Thich Nhat Hanh wrote a little book called Present Moment, Wonderful Moment. It is small, spare, and very beautiful. I'm going to reread it now, with my rock on my stomach, and even my aching back, shoulder, arm and wrist keep me in the present moment. And there will be no dirt to cover the tree roots and the little valleys in the ground. Without them I would go ambling about in the yard drifting away missing such wonders as a lady bug on a leaf, a wee little pug snuffling in the dead leaves on the ground, a squirrel scurrying away from a feeder as a tufted titmouse lands on another feeder across the way. What a gift that fall turned out to be, and the Universe provided me with a rock to help me live as I should, mindfully, and realizing that God is everywhere, in a tree root, a rock, and the air that I breathe. It is all sacred. All a mystery. All beautiful and magnificent.

I bow once again in gassho, the Buddhist posture one makes to another in greeting, bending over with the palms of the hands pressed together, saying a single word, Namaste. With the word and the gesture you acknowledge the Divine in the person opposite you, and they, in bowing back, acknowledge the same. I bow to the tree roots, to the sky, to the moon, the stars, and to my rock.
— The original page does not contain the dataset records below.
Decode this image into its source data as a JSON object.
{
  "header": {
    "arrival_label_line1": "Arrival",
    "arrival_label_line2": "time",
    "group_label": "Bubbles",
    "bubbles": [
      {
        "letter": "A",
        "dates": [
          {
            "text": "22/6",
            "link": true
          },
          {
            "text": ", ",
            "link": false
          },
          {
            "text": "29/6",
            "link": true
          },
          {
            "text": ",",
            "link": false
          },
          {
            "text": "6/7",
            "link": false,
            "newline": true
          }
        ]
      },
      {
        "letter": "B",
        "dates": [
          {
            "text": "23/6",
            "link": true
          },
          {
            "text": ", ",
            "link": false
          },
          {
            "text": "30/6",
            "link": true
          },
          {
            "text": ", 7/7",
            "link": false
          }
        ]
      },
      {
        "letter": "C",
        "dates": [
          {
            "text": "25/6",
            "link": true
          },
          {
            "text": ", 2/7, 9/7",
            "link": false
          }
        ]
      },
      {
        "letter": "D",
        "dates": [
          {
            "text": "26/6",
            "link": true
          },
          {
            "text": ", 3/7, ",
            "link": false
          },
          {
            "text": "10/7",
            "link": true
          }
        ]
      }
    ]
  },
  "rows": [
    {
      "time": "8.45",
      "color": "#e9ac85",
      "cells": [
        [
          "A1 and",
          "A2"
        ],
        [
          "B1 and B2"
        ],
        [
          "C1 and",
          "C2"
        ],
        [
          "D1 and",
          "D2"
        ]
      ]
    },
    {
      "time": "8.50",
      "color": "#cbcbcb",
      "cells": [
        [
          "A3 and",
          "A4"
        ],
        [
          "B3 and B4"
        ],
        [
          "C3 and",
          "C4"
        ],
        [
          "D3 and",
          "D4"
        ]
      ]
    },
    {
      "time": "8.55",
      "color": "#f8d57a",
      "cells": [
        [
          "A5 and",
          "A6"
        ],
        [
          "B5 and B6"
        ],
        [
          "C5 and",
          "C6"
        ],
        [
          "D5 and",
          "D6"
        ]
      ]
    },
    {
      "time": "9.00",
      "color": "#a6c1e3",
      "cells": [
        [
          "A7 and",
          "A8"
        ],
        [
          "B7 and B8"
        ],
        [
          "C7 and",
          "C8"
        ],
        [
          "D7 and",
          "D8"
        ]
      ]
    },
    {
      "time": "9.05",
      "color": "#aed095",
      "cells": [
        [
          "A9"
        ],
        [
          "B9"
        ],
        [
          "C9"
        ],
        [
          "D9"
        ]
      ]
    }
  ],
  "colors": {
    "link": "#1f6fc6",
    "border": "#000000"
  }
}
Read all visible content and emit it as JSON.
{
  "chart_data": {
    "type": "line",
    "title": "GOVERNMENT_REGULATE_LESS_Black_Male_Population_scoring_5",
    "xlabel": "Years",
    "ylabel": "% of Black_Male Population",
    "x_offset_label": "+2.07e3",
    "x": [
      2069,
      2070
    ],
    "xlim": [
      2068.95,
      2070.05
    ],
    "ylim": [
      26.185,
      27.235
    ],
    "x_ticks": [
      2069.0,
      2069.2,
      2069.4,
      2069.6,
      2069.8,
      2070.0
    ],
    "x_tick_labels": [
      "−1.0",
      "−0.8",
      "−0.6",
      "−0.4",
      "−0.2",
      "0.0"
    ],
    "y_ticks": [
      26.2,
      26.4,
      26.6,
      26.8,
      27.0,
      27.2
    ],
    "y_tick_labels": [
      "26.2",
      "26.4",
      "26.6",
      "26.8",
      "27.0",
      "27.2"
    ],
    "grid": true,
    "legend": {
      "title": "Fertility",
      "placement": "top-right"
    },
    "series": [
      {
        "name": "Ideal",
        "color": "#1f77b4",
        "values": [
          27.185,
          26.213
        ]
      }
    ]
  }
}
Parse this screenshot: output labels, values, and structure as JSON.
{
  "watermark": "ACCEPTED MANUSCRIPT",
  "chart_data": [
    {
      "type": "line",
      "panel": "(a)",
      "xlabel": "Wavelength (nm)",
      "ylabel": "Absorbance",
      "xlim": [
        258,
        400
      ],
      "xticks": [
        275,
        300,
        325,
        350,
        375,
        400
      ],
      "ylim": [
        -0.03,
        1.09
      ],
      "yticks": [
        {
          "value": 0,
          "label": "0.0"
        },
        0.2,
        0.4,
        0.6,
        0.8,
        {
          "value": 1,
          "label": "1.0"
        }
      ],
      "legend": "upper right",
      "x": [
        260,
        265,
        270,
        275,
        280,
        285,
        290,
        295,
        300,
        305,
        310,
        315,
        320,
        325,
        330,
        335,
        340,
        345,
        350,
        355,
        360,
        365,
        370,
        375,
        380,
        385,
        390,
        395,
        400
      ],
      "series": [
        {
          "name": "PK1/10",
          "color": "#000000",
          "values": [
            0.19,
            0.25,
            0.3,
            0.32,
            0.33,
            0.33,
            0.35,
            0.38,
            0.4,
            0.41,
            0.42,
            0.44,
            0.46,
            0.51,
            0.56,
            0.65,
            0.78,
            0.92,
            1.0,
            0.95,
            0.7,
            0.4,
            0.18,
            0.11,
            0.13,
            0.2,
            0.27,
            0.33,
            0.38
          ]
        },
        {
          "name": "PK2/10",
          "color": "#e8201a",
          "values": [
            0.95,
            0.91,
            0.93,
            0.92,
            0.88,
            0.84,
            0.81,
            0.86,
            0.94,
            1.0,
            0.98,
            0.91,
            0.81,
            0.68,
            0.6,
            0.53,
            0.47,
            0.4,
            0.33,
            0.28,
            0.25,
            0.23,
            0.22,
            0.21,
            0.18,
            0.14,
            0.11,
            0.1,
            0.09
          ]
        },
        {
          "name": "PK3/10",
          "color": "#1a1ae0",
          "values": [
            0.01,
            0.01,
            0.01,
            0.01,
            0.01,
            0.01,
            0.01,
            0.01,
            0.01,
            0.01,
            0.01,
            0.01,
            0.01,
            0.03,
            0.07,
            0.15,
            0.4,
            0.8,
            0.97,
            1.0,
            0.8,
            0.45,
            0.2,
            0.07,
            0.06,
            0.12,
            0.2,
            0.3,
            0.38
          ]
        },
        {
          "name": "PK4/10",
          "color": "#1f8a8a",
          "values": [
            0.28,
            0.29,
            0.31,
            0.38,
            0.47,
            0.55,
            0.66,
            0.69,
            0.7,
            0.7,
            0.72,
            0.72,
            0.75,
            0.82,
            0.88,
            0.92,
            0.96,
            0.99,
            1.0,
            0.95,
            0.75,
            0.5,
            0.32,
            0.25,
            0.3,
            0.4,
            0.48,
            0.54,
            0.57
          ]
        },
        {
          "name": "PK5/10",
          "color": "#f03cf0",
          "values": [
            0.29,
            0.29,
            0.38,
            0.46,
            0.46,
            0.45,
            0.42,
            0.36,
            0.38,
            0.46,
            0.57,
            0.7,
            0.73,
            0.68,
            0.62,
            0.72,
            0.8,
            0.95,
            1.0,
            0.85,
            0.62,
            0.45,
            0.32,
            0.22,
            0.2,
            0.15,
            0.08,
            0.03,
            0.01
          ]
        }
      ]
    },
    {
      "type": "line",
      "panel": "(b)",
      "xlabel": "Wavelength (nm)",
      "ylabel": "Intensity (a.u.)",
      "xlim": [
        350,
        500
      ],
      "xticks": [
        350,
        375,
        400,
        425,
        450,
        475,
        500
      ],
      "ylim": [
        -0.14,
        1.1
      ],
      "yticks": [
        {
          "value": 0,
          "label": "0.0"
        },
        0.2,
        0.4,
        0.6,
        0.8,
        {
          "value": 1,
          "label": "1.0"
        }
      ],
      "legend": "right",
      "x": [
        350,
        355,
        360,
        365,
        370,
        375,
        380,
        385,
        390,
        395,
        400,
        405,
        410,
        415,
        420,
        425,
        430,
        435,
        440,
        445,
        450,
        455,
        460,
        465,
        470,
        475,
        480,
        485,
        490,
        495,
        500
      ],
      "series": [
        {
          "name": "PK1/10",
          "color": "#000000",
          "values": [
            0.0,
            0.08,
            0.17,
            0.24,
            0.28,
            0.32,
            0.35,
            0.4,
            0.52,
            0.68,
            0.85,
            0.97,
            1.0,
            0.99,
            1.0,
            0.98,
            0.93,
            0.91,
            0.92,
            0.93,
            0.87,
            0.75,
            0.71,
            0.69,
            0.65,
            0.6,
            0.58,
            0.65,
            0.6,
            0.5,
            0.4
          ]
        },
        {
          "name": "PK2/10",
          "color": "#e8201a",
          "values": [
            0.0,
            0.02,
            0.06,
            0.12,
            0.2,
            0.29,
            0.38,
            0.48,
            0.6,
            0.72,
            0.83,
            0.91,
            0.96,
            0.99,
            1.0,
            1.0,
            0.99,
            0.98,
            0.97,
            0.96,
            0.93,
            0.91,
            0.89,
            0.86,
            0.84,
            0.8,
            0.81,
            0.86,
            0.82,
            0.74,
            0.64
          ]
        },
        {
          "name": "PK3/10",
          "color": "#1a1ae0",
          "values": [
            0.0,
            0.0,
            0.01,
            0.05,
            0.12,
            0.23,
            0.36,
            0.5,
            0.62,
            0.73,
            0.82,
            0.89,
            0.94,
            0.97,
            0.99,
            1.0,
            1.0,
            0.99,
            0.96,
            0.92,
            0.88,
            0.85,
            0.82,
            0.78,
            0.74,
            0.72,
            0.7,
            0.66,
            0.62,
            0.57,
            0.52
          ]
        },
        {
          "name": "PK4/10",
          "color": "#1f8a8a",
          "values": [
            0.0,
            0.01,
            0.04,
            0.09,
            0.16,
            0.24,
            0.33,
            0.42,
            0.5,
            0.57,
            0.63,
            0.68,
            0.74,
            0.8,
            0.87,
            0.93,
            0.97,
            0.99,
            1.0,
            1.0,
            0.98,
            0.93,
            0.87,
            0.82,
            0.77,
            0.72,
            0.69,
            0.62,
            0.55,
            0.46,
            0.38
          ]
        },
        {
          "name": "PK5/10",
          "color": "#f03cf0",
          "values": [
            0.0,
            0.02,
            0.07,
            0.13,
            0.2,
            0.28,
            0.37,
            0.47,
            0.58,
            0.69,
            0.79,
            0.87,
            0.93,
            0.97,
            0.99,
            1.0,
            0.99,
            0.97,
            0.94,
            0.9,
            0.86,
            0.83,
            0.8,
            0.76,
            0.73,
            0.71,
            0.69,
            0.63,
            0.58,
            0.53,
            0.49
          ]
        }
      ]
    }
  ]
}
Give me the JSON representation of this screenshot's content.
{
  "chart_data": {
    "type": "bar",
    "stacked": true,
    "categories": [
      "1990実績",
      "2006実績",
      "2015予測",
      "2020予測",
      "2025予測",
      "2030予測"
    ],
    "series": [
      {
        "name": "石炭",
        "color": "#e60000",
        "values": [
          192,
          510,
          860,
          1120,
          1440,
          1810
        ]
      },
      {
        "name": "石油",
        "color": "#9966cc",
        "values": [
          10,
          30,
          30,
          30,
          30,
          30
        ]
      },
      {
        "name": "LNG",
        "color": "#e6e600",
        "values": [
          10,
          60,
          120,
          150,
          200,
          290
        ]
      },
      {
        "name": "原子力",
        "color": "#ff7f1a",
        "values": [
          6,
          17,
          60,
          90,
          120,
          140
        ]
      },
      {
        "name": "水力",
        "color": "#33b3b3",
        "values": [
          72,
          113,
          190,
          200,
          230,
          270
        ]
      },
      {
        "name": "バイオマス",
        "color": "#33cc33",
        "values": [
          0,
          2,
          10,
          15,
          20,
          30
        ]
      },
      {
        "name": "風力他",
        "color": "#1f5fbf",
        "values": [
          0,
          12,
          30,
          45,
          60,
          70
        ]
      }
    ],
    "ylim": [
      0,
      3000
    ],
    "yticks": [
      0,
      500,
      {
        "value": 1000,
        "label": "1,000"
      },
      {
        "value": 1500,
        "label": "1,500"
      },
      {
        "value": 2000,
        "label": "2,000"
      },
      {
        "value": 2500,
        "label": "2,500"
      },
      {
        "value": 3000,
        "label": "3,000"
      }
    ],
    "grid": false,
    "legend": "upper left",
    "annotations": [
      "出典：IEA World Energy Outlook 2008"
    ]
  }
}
In the present moment each and every thing around me brings me back to myself, and even the little round bottom and tail of the little pug leaning against me make me realize that I am here, I am alive, I am breathing in and breathing out with a rock on my stomach, and I feel blessed. I will now send this entry off into cyberspace, and I will have a time of meditation and prayer. How full of grace is each moment, if only we have eyes to see.

My rock, my pug, the whirring sound of the fan overhead, as well as the breeze coming in the windows are all part of my present moment. I take a few seconds before I sign off and leave you to bow to you in gassho. Take a deep breath and feel it inside of you. I see the divine in you. As you breathe, slowly, in and out, find your center and feel the divine inside of you. It is always there. Never forget that.

Namaste, dear friends. I thank you for sharing this space with me.